À Matadi dans le Kongo Central, 400 bus flambant neufs dorment à quai depuis deux ans. Censés fluidifier la circulation à Kinshasa et offrir une alternative aux véhicules vieillissants, ces bus du programme « Esprit de vie » n’ont jamais quitté le port. Leur faute ? Des factures impayées. Transport maritime, entreposage, dédouanement : autant de coûts que l’État n’a toujours pas réglés.

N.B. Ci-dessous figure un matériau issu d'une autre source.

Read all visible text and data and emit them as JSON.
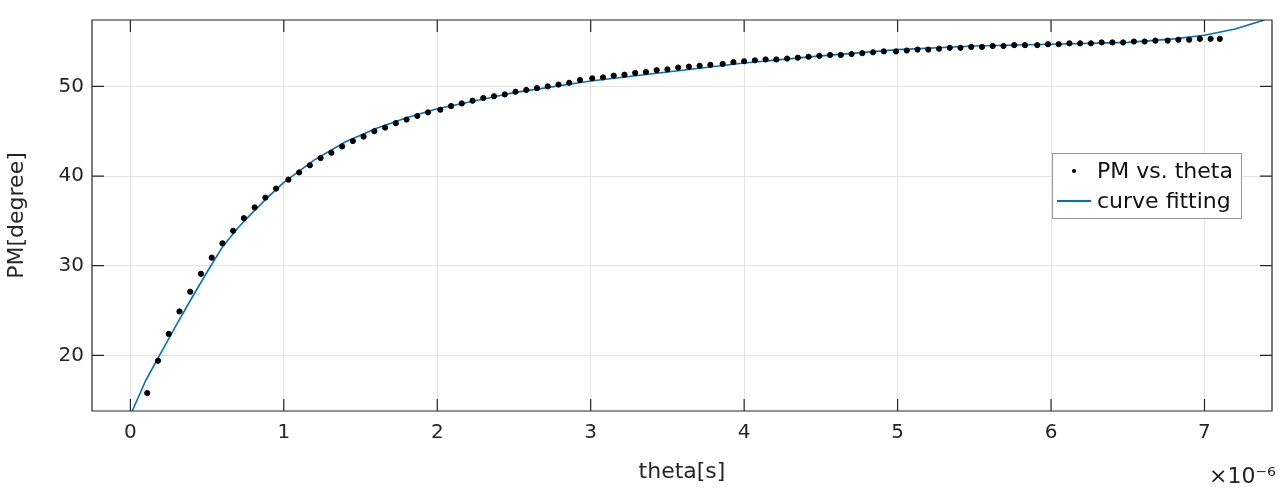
{
  "chart_data": {
    "type": "scatter",
    "xlabel": "theta[s]",
    "ylabel": "PM[degree]",
    "xlim": [
      -0.25,
      7.44
    ],
    "ylim": [
      13.8,
      57.4
    ],
    "xticks": [
      0,
      1,
      2,
      3,
      4,
      5,
      6,
      7
    ],
    "yticks": [
      20,
      30,
      40,
      50
    ],
    "grid": true,
    "legend": "right",
    "annotations": [
      "×10⁻⁶"
    ],
    "series": [
      {
        "name": "PM vs. theta",
        "type": "scatter",
        "marker": "circle",
        "color": "#000000",
        "x": [
          0.11,
          0.18,
          0.25,
          0.32,
          0.39,
          0.46,
          0.53,
          0.6,
          0.67,
          0.74,
          0.81,
          0.88,
          0.95,
          1.03,
          1.1,
          1.17,
          1.24,
          1.31,
          1.38,
          1.45,
          1.52,
          1.59,
          1.66,
          1.73,
          1.8,
          1.87,
          1.94,
          2.02,
          2.09,
          2.16,
          2.23,
          2.3,
          2.37,
          2.44,
          2.51,
          2.58,
          2.65,
          2.72,
          2.79,
          2.86,
          2.93,
          3.01,
          3.08,
          3.15,
          3.22,
          3.29,
          3.36,
          3.43,
          3.5,
          3.57,
          3.64,
          3.71,
          3.78,
          3.86,
          3.93,
          4.0,
          4.07,
          4.14,
          4.21,
          4.28,
          4.35,
          4.42,
          4.49,
          4.56,
          4.63,
          4.7,
          4.77,
          4.84,
          4.91,
          4.99,
          5.06,
          5.13,
          5.2,
          5.27,
          5.34,
          5.41,
          5.48,
          5.55,
          5.62,
          5.69,
          5.76,
          5.83,
          5.91,
          5.98,
          6.05,
          6.12,
          6.19,
          6.26,
          6.33,
          6.4,
          6.47,
          6.54,
          6.61,
          6.68,
          6.76,
          6.83,
          6.9,
          6.97,
          7.04,
          7.1
        ],
        "values": [
          15.8,
          19.4,
          22.4,
          24.9,
          27.1,
          29.1,
          30.9,
          32.5,
          33.9,
          35.3,
          36.5,
          37.6,
          38.6,
          39.6,
          40.4,
          41.2,
          42.0,
          42.6,
          43.3,
          43.9,
          44.4,
          45.0,
          45.4,
          45.9,
          46.3,
          46.7,
          47.1,
          47.4,
          47.8,
          48.1,
          48.4,
          48.7,
          48.9,
          49.1,
          49.4,
          49.6,
          49.8,
          50.0,
          50.2,
          50.4,
          50.7,
          50.9,
          51.0,
          51.2,
          51.3,
          51.5,
          51.6,
          51.8,
          51.9,
          52.1,
          52.2,
          52.3,
          52.4,
          52.5,
          52.7,
          52.8,
          52.9,
          53.0,
          53.0,
          53.1,
          53.2,
          53.3,
          53.4,
          53.5,
          53.5,
          53.6,
          53.7,
          53.8,
          53.9,
          53.9,
          54.0,
          54.1,
          54.1,
          54.2,
          54.3,
          54.3,
          54.4,
          54.4,
          54.5,
          54.5,
          54.6,
          54.6,
          54.6,
          54.7,
          54.7,
          54.8,
          54.8,
          54.8,
          54.9,
          54.9,
          54.9,
          55.0,
          55.0,
          55.1,
          55.1,
          55.2,
          55.2,
          55.3,
          55.3,
          55.3
        ]
      },
      {
        "name": "curve fitting",
        "type": "line",
        "marker": "none",
        "line_style": "solid",
        "color": "#0072bd",
        "x": [
          0.012,
          0.1,
          0.2,
          0.3,
          0.4,
          0.5,
          0.6,
          0.7,
          0.8,
          0.9,
          1.0,
          1.2,
          1.4,
          1.6,
          1.8,
          2.0,
          2.5,
          3.0,
          3.5,
          4.0,
          4.5,
          5.0,
          5.5,
          6.0,
          6.5,
          6.8,
          7.0,
          7.2,
          7.39
        ],
        "values": [
          13.8,
          17.2,
          20.3,
          23.4,
          26.4,
          29.3,
          32.1,
          34.2,
          36.0,
          37.7,
          39.3,
          41.8,
          43.8,
          45.3,
          46.5,
          47.5,
          49.3,
          50.6,
          51.6,
          52.6,
          53.4,
          54.1,
          54.5,
          54.7,
          54.9,
          55.3,
          55.7,
          56.4,
          57.4
        ]
      }
    ]
  }
}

Ce projet devait incarner le renouveau du transport urbain congolais. Au lieu de cela, il est devenu un symbole de blocage. Sylva Lemba Kisindu, en charge du programme, résume la situation d’un ton désabusé : « L’État a passé commande, les véhicules sont là, prêts à rouler. Mais sans paiement, rien ne bouge. »
Le paradoxe est frappant : alors que Kinshasa suffoque sous les embouteillages et les bus hors d’âge, 400 minibus neufs restent cloués sur place, parfaitement inutiles. « Trois factures seulement empêchent la mise en circulation », glisse le coordonnateur, qui dit attendre une réaction du ministère des Finances, saisi depuis avril par celui des Transports.
Le programme « Esprit de vie », lancé en 2014, avait pourtant bien commencé. À l’époque, 250 minibus avaient été remis à des opérateurs privés pour remplacer les tristement célèbres Mercedes 207 surnommés « esprit de mort ». Le changement avait fait une différence. Moins d’accidents, un réseau plus fiable. Mais la dynamique semble s’être figée.
Le poids de l’attente pèse lourd. Chaque jour passé au port génère des frais d’entreposage supplémentaires. Un gaspillage d’argent public qui s’accumule sans qu’aucune solution concrète ne voie le jour. Pour beaucoup, cette situation illustre une réalité bien connue : l’engrenage de l’inefficacité administrative.
Et pourtant, les bus sont prêts. Ils ont passé les contrôles techniques. Ils n’attendent que le feu vert financier pour être livrés. « Il suffirait d’un simple paiement pour tout débloquer », affirme Sylva Lemba Kisindu, visiblement frustré par cette inertie.